Idee poche, ma confuse. E patriotticamente autarchiche. Dopo le contorsioni storiche del presidente del Senato, incapace di parlare di antifascismo e la proposta di legge – che sembra uno scherzo ma non lo è – che prevede multe da infliggere a chi osasse pronunciare parole anglofone, ecco spuntare i licei del “Made in Italy”, che con quel nome, se già esistesse, sarebbe a rischio di censura. Di cosa si tratti non è ancora chiaro. Né è da escludere che resti null’altro che una proposta propagandista tra le tante tirate fuori per distogliere l’attenzione dai molti inciampi del governo Meloni sul piano economico ed europeo.

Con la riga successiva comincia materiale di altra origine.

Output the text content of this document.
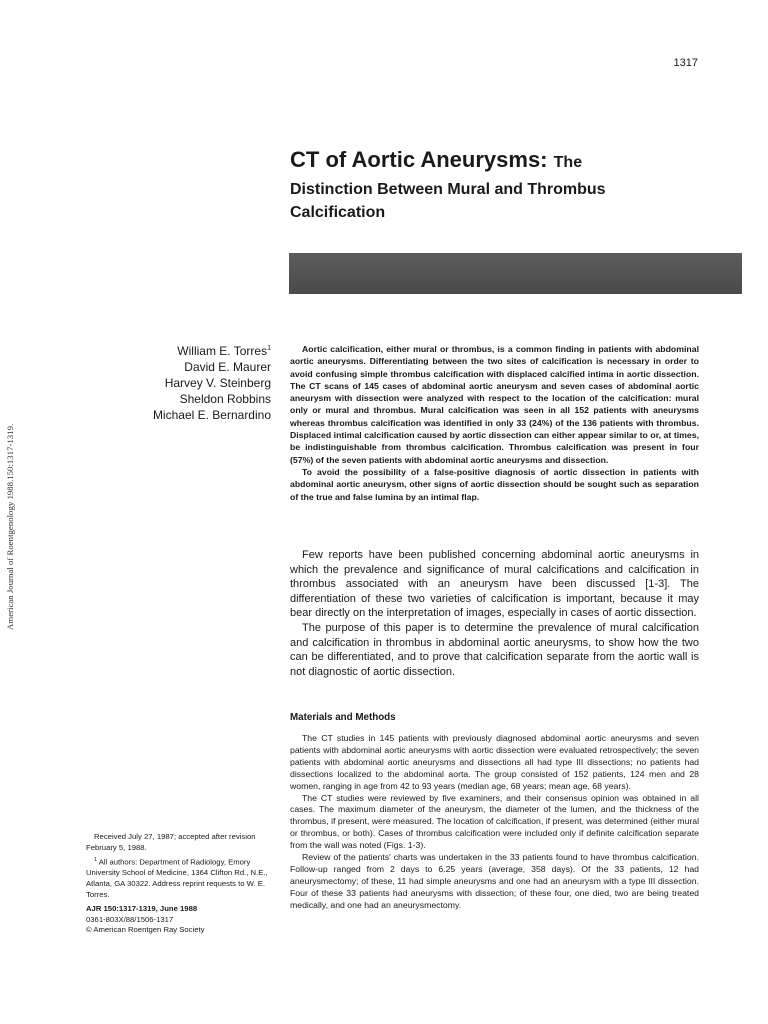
1317
American Journal of Roentgenology 1988.150:1317-1319.
CT of Aortic Aneurysms: The
Distinction Between Mural and Thrombus
Calcification
William E. Torres$^1$
David E. Maurer
Harvey V. Steinberg
Sheldon Robbins
Michael E. Bernardino

Aortic calcification, either mural or thrombus, is a common finding in patients with abdominal aortic aneurysms. Differentiating between the two sites of calcification is necessary in order to avoid confusing simple thrombus calcification with displaced calcified intima in aortic dissection. The CT scans of 145 cases of abdominal aortic aneurysm and seven cases of abdominal aortic aneurysm with dissection were analyzed with respect to the location of the calcification: mural only or mural and thrombus. Mural calcification was seen in all 152 patients with aneurysms whereas thrombus calcification was identified in only 33 (24%) of the 136 patients with thrombus. Displaced intimal calcification caused by aortic dissection can either appear similar to or, at times, be indistinguishable from thrombus calcification. Thrombus calcification was present in four (57%) of the seven patients with abdominal aortic aneurysms and dissection.

To avoid the possibility of a false-positive diagnosis of aortic dissection in patients with abdominal aortic aneurysm, other signs of aortic dissection should be sought such as separation of the true and false lumina by an intimal flap.

Few reports have been published concerning abdominal aortic aneurysms in which the prevalence and significance of mural calcifications and calcification in thrombus associated with an aneurysm have been discussed [1-3]. The differentiation of these two varieties of calcification is important, because it may bear directly on the interpretation of images, especially in cases of aortic dissection.

The purpose of this paper is to determine the prevalence of mural calcification and calcification in thrombus in abdominal aortic aneurysms, to show how the two can be differentiated, and to prove that calcification separate from the aortic wall is not diagnostic of aortic dissection.

Materials and Methods

The CT studies in 145 patients with previously diagnosed abdominal aortic aneurysms and seven patients with abdominal aortic aneurysms with aortic dissection were evaluated retrospectively; the seven patients with abdominal aortic aneurysms and dissections all had type III dissections; no patients had dissections localized to the abdominal aorta. The group consisted of 152 patients, 124 men and 28 women, ranging in age from 42 to 93 years (median age, 68 years; mean age, 68 years).

The CT studies were reviewed by five examiners, and their consensus opinion was obtained in all cases. The maximum diameter of the aneurysm, the diameter of the lumen, and the thickness of the thrombus, if present, were measured. The location of calcification, if present, was determined (either mural or thrombus, or both). Cases of thrombus calcification were included only if definite calcification separate from the wall was noted (Figs. 1-3).

Review of the patients' charts was undertaken in the 33 patients found to have thrombus calcification. Follow-up ranged from 2 days to 6.25 years (average, 358 days). Of the 33 patients, 12 had aneurysmectomy; of these, 11 had simple aneurysms and one had an aneurysm with a type III dissection. Four of these 33 patients had aneurysms with dissection; of these four, one died, two are being treated medically, and one had an aneurysmectomy.

Received July 27, 1987; accepted after revision February 5, 1988.

$^1$ All authors: Department of Radiology, Emory University School of Medicine, 1364 Clifton Rd., N.E., Atlanta, GA 30322. Address reprint requests to W. E. Torres.

AJR 150:1317-1319, June 1988
0361-803X/88/1506-1317
© American Roentgen Ray Society
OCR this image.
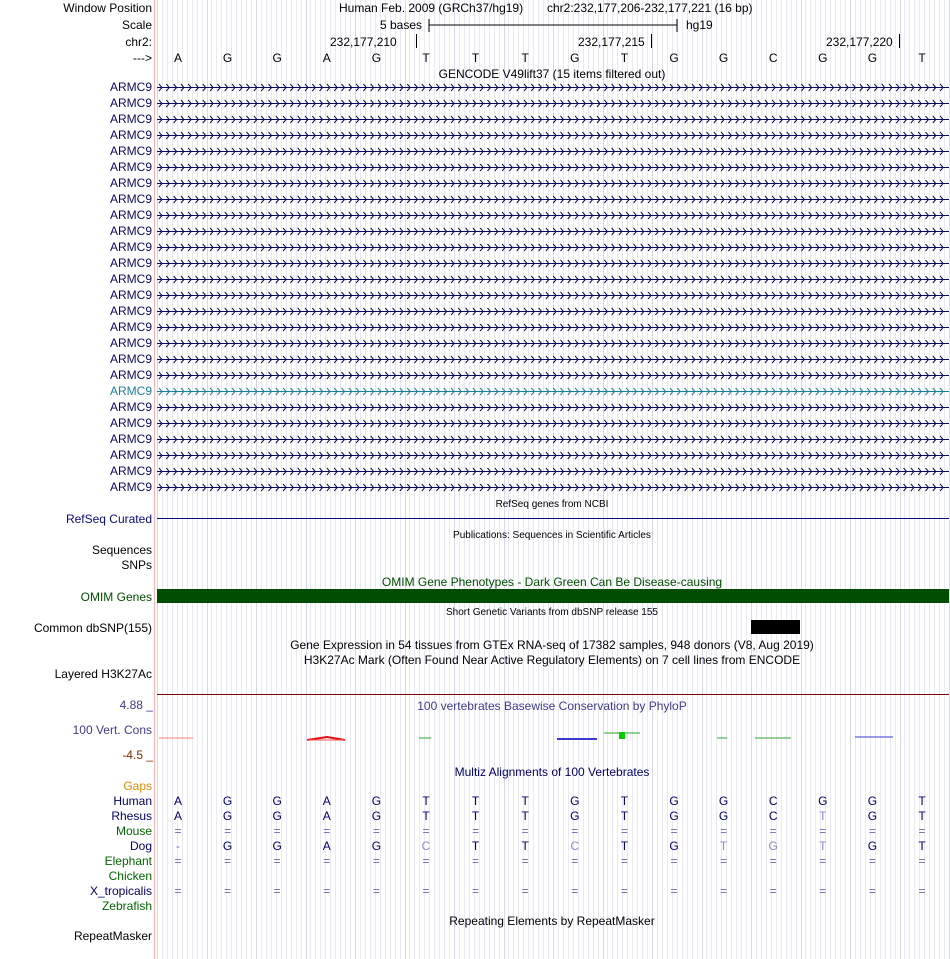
Window Position	Human Feb. 2009 (GRCh37/hg19) chr2:232,177,206-232,177,221 (16 bp)
Scale	5 bases	hg19
chr2:	232,177,210	232,177,215	232,177,220
--->	A	G	G	A	G	T	T	T	G	T	G	G	C	G	G	T
GENCODE V49lift37 (15 items filtered out)
ARMC9
ARMC9
ARMC9
ARMC9
ARMC9
ARMC9
ARMC9
ARMC9
ARMC9
ARMC9
ARMC9
ARMC9
ARMC9
ARMC9
ARMC9
ARMC9
ARMC9
ARMC9
ARMC9
ARMC9
ARMC9
ARMC9
ARMC9
ARMC9
ARMC9
ARMC9
RefSeq genes from NCBI
RefSeq Curated
Publications: Sequences in Scientific Articles
Sequences
SNPs
OMIM Gene Phenotypes - Dark Green Can Be Disease-causing
OMIM Genes
Short Genetic Variants from dbSNP release 155
Common dbSNP(155)
Gene Expression in 54 tissues from GTEx RNA-seq of 17382 samples, 948 donors (V8, Aug 2019)
H3K27Ac Mark (Often Found Near Active Regulatory Elements) on 7 cell lines from ENCODE
Layered H3K27Ac
100 vertebrates Basewise Conservation by PhyloP
4.88 _
100 Vert. Cons
-4.5 _
Multiz Alignments of 100 Vertebrates
Gaps
Human	A	G	G	A	G	T	T	T	G	T	G	G	C	G	G	T
Rhesus	A	G	G	A	G	T	T	T	G	T	G	G	C	T	G	T
Mouse	=	=	=	=	=	=	=	=	=	=	=	=	=	=	=	=
Dog	-	G	G	A	G	C	T	T	C	T	G	T	G	T	G	T
Elephant	=	=	=	=	=	=	=	=	=	=	=	=	=	=	=	=
Chicken
X_tropicalis	=	=	=	=	=	=	=	=	=	=	=	=	=	=	=	=
Zebrafish
Repeating Elements by RepeatMasker
RepeatMasker
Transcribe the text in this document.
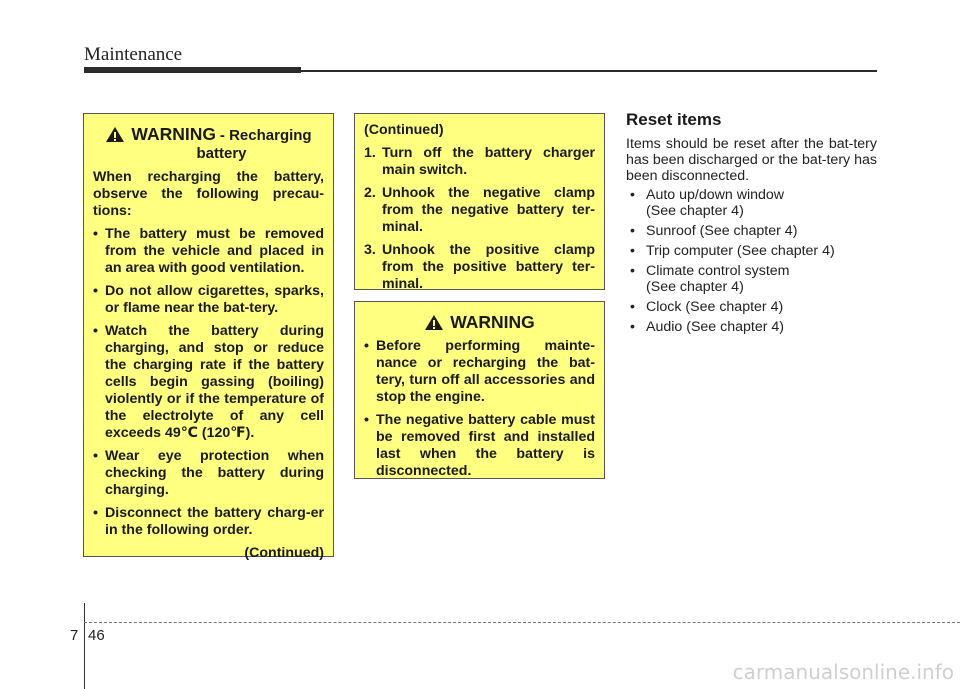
Maintenance
WARNING - Recharging
battery

When recharging the battery, observe the following precau-tions:

• The battery must be removed from the vehicle and placed in an area with good ventilation.
• Do not allow cigarettes, sparks, or flame near the bat-tery.
• Watch the battery during charging, and stop or reduce the charging rate if the battery cells begin gassing (boiling) violently or if the temperature of the electrolyte of any cell exceeds 49℃ (120℉).
• Wear eye protection when checking the battery during charging.
• Disconnect the battery charg-er in the following order.
(Continued)
(Continued)
1. Turn off the battery charger main switch.
2. Unhook the negative clamp from the negative battery ter-minal.
3. Unhook the positive clamp from the positive battery ter-minal.
WARNING
• Before performing mainte-nance or recharging the bat-tery, turn off all accessories and stop the engine.
• The negative battery cable must be removed first and installed last when the battery is disconnected.
Reset items
Items should be reset after the bat-tery has been discharged or the bat-tery has been disconnected.
• Auto up/down window
(See chapter 4)
• Sunroof (See chapter 4)
• Trip computer (See chapter 4)
• Climate control system
(See chapter 4)
• Clock (See chapter 4)
• Audio (See chapter 4)
7 46
carmanualsonline.info
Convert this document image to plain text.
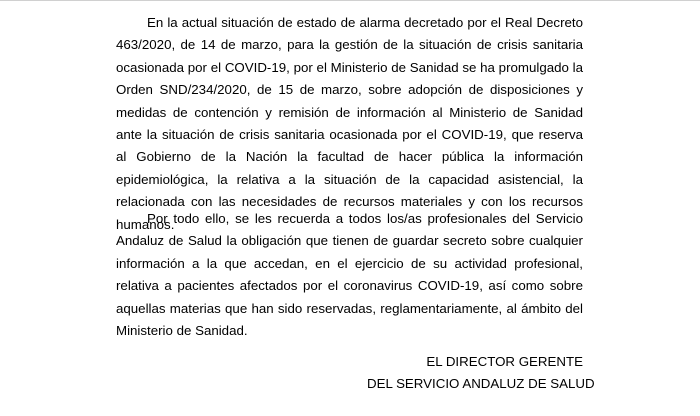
En la actual situación de estado de alarma decretado por el Real Decreto 463/2020, de 14 de marzo, para la gestión de la situación de crisis sanitaria ocasionada por el COVID-19, por el Ministerio de Sanidad se ha promulgado la Orden SND/234/2020, de 15 de marzo, sobre adopción de disposiciones y medidas de contención y remisión de información al Ministerio de Sanidad ante la situación de crisis sanitaria ocasionada por el COVID-19, que reserva al Gobierno de la Nación la facultad de hacer pública la información epidemiológica, la relativa a la situación de la capacidad asistencial, la relacionada con las necesidades de recursos materiales y con los recursos humanos.

Por todo ello, se les recuerda a todos los/as profesionales del Servicio Andaluz de Salud la obligación que tienen de guardar secreto sobre cualquier información a la que accedan, en el ejercicio de su actividad profesional, relativa a pacientes afectados por el coronavirus COVID-19, así como sobre aquellas materias que han sido reservadas, reglamentariamente, al ámbito del Ministerio de Sanidad.

EL DIRECTOR GERENTE
DEL SERVICIO ANDALUZ DE SALUD
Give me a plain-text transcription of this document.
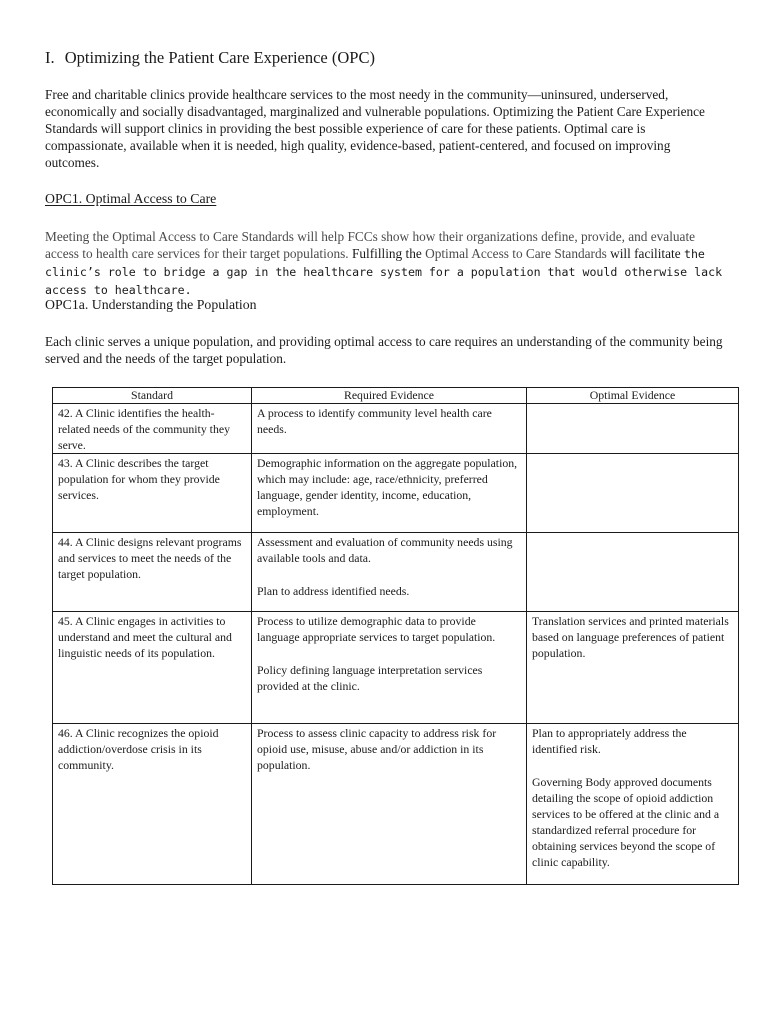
I. Optimizing the Patient Care Experience (OPC)
Free and charitable clinics provide healthcare services to the most needy in the community—uninsured, underserved, economically and socially disadvantaged, marginalized and vulnerable populations. Optimizing the Patient Care Experience Standards will support clinics in providing the best possible experience of care for these patients. Optimal care is compassionate, available when it is needed, high quality, evidence-based, patient-centered, and focused on improving outcomes.
OPC1. Optimal Access to Care
Meeting the Optimal Access to Care Standards will help FCCs show how their organizations define, provide, and evaluate access to health care services for their target populations. Fulfilling the Optimal Access to Care Standards will facilitate the clinic’s role to bridge a gap in the healthcare system for a population that would otherwise lack access to healthcare.
OPC1a. Understanding the Population
Each clinic serves a unique population, and providing optimal access to care requires an understanding of the community being served and the needs of the target population.
Standard	Required Evidence	Optimal Evidence
42. A Clinic identifies the health-related needs of the community they serve.	A process to identify community level health care needs.	

43. A Clinic describes the target population for whom they provide services.	Demographic information on the aggregate population, which may include: age, race/ethnicity, preferred language, gender identity, income, education, employment.	

44. A Clinic designs relevant programs and services to meet the needs of the target population.	Assessment and evaluation of community needs using available tools and data.
Plan to address identified needs.	

45. A Clinic engages in activities to understand and meet the cultural and linguistic needs of its population.	Process to utilize demographic data to provide language appropriate services to target population.
Policy defining language interpretation services provided at the clinic.	Translation services and printed materials based on language preferences of patient population.

46. A Clinic recognizes the opioid addiction/overdose crisis in its community.	Process to assess clinic capacity to address risk for opioid use, misuse, abuse and/or addiction in its population.	Plan to appropriately address the identified risk.
Governing Body approved documents detailing the scope of opioid addiction services to be offered at the clinic and a standardized referral procedure for obtaining services beyond the scope of clinic capability.
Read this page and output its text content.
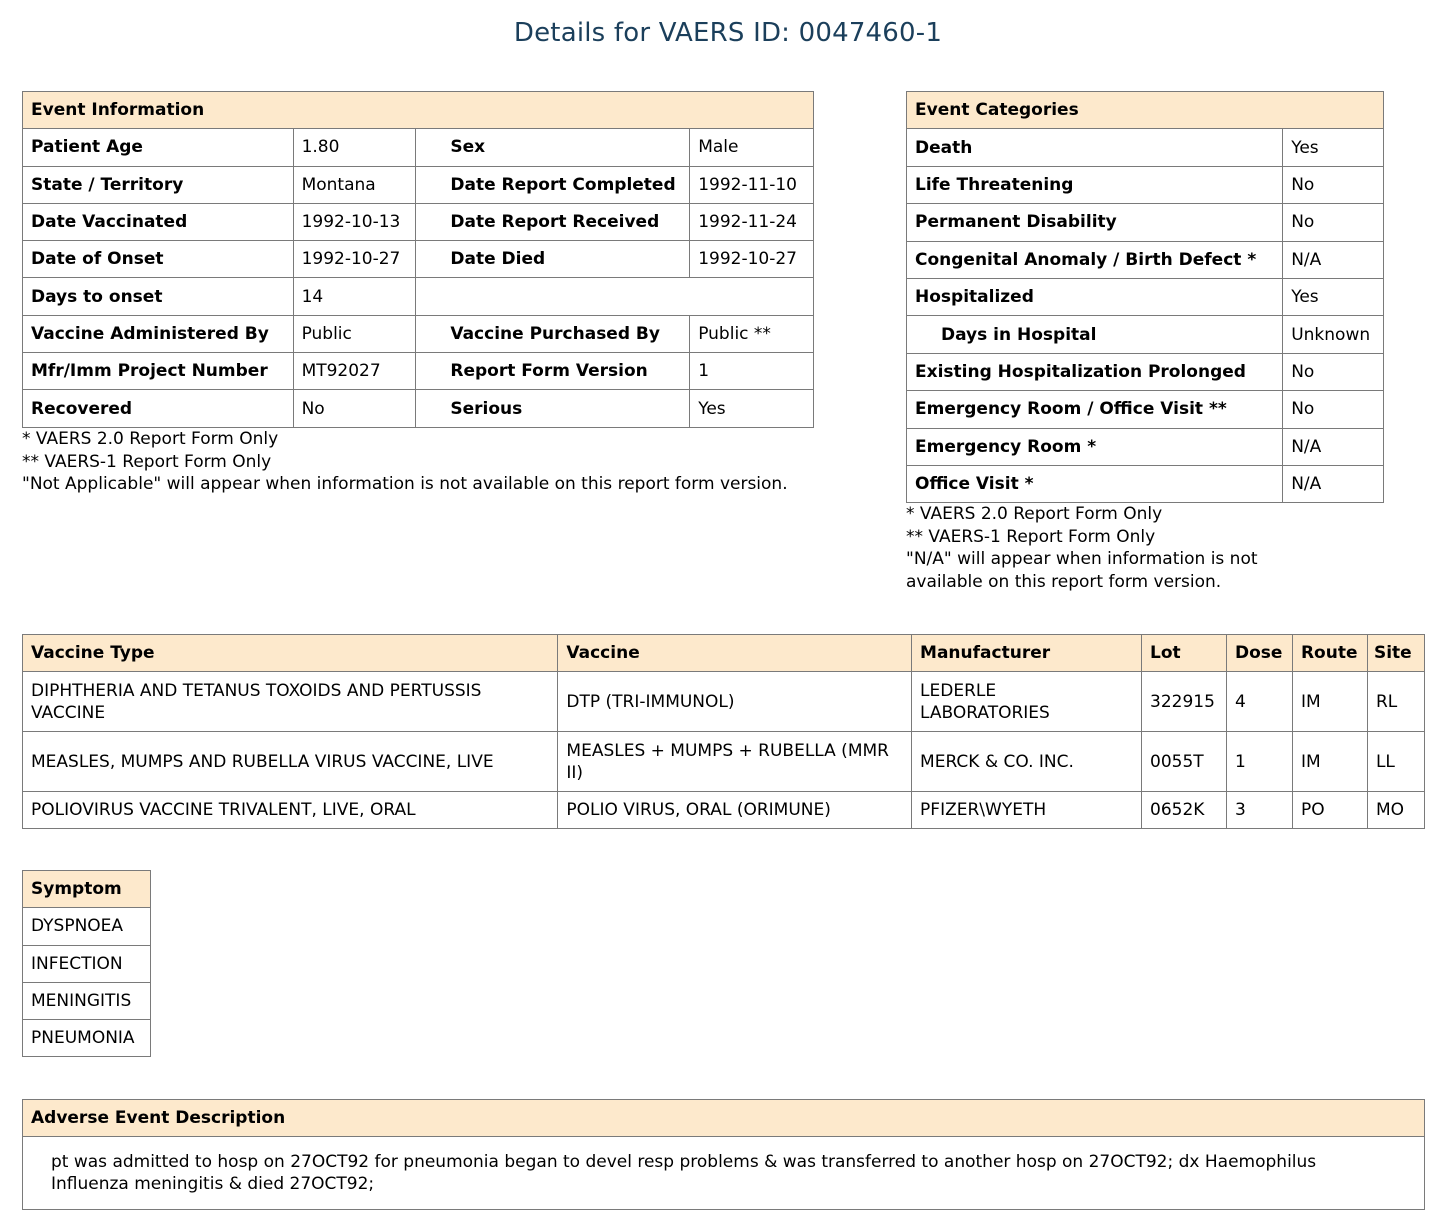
Details for VAERS ID: 0047460-1
Event Information			
Patient Age	1.80	Sex	Male
State / Territory	Montana	Date Report Completed	1992-11-10
Date Vaccinated	1992-10-13	Date Report Received	1992-11-24
Date of Onset	1992-10-27	Date Died	1992-10-27
Days to onset	14		
Vaccine Administered By	Public	Vaccine Purchased By	Public **
Mfr/Imm Project Number	MT92027	Report Form Version	1
Recovered	No	Serious	Yes
* VAERS 2.0 Report Form Only
** VAERS-1 Report Form Only
"Not Applicable" will appear when information is not available on this report form version.
Event Categories	
Death	Yes
Life Threatening	No
Permanent Disability	No
Congenital Anomaly / Birth Defect *	N/A
Hospitalized	Yes
Days in Hospital	Unknown
Existing Hospitalization Prolonged	No
Emergency Room / Office Visit **	No
Emergency Room *	N/A
Office Visit *	N/A
* VAERS 2.0 Report Form Only
** VAERS-1 Report Form Only
"N/A" will appear when information is not available on this report form version.
Vaccine Type	Vaccine	Manufacturer	Lot	Dose	Route	Site
DIPHTHERIA AND TETANUS TOXOIDS AND PERTUSSIS VACCINE	DTP (TRI-IMMUNOL)	LEDERLE LABORATORIES	322915	4	IM	RL
MEASLES, MUMPS AND RUBELLA VIRUS VACCINE, LIVE	MEASLES + MUMPS + RUBELLA (MMR II)	MERCK & CO. INC.	0055T	1	IM	LL
POLIOVIRUS VACCINE TRIVALENT, LIVE, ORAL	POLIO VIRUS, ORAL (ORIMUNE)	PFIZER\WYETH	0652K	3	PO	MO
Symptom
DYSPNOEA
INFECTION
MENINGITIS
PNEUMONIA
Adverse Event Description
pt was admitted to hosp on 27OCT92 for pneumonia began to devel resp problems & was transferred to another hosp on 27OCT92; dx Haemophilus Influenza meningitis & died 27OCT92;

Licei: made in Italy o Vinitaly?
Se restiamo alla spiegazione fornita da Carmela Bucalo, senatrice di FdI, dovrebbe essere una scuola in grado di rendere gli studenti «capaci di riconoscere le insidie dei mercati, i prodotti falsi provenienti dalla Cina, gli inganni del cibo sintetico». Praticamente un corso antisofisticazioni. Ma la rappresentante del popolo non sembra avere le idee chiare. Ed ecco che aggiunge: «Vorremmo stimolare i ragazzi del nuovo liceo a proseguire gli studi nelle università di settore o negli Istituti tecnici superiori». Qualche ghost writer spieghi alla povera donna che dopo il liceo, qualunque esso sia, iscriversi a un Istituto tecnico superiore non ha molto senso.
L’idea del nuovo indirizzo di studi è venuta nel corso di Vinitaly, la fiera del vino che si svolge a Verona e forse la cosa non è del tutto casuale.
Il compagno Gentile
Di certo lo scopo dichiarato è quello di costruire un percorso didattico che esalti «una solida preparazione identitaria», ignorando la globalizzazione dei saperi che esige invece una flessibilità di pensiero e di conoscenze necessaria a governare complessità mai sperimentate prima.
Tuttavia se questo non bastasse a far sorridere, ecco il contorsionismo meloniano che ci spiega che «la sinistra ha distrutto gli istituti tecnici per favorire i licei», mentre gli Albergheri e gli istituti Agrari «sono i veri licei». Eppure questa perversa visione che ancora immagina la separazione tra scuole di serie A e di serie B affonda le sue radici nella “fascistissima” riforma dell’istruzione realizzata da Giovanni Gentile, ministro del regime poi ucciso dai partigiani dei Gap.
Nel solco della tradizione
Era lui che aveva guardato con manifesta alterigia verso tutti i corsi di studio che non fossero i licei, i soli destinati a costruire le élite. E per questo aveva costruito una scuola classista, la cui eco ancora si ode distintamente nell’attuale impianto educativo. Oggi, a sentire i suoi maldestri eredi, sarebbe stata la sinistra radical chic ad avere ispirato corsi di studio pieni zeppi di Greco e Latino.
La nuova scuola sarà italianissima, gli Alberghieri saranno il baluardo contro sushi e kebab e negli istituti Agrari si imparerà ad usare l’aratro per tracciare il solco. Sperando che poi nessuno debba difenderlo con una baionetta.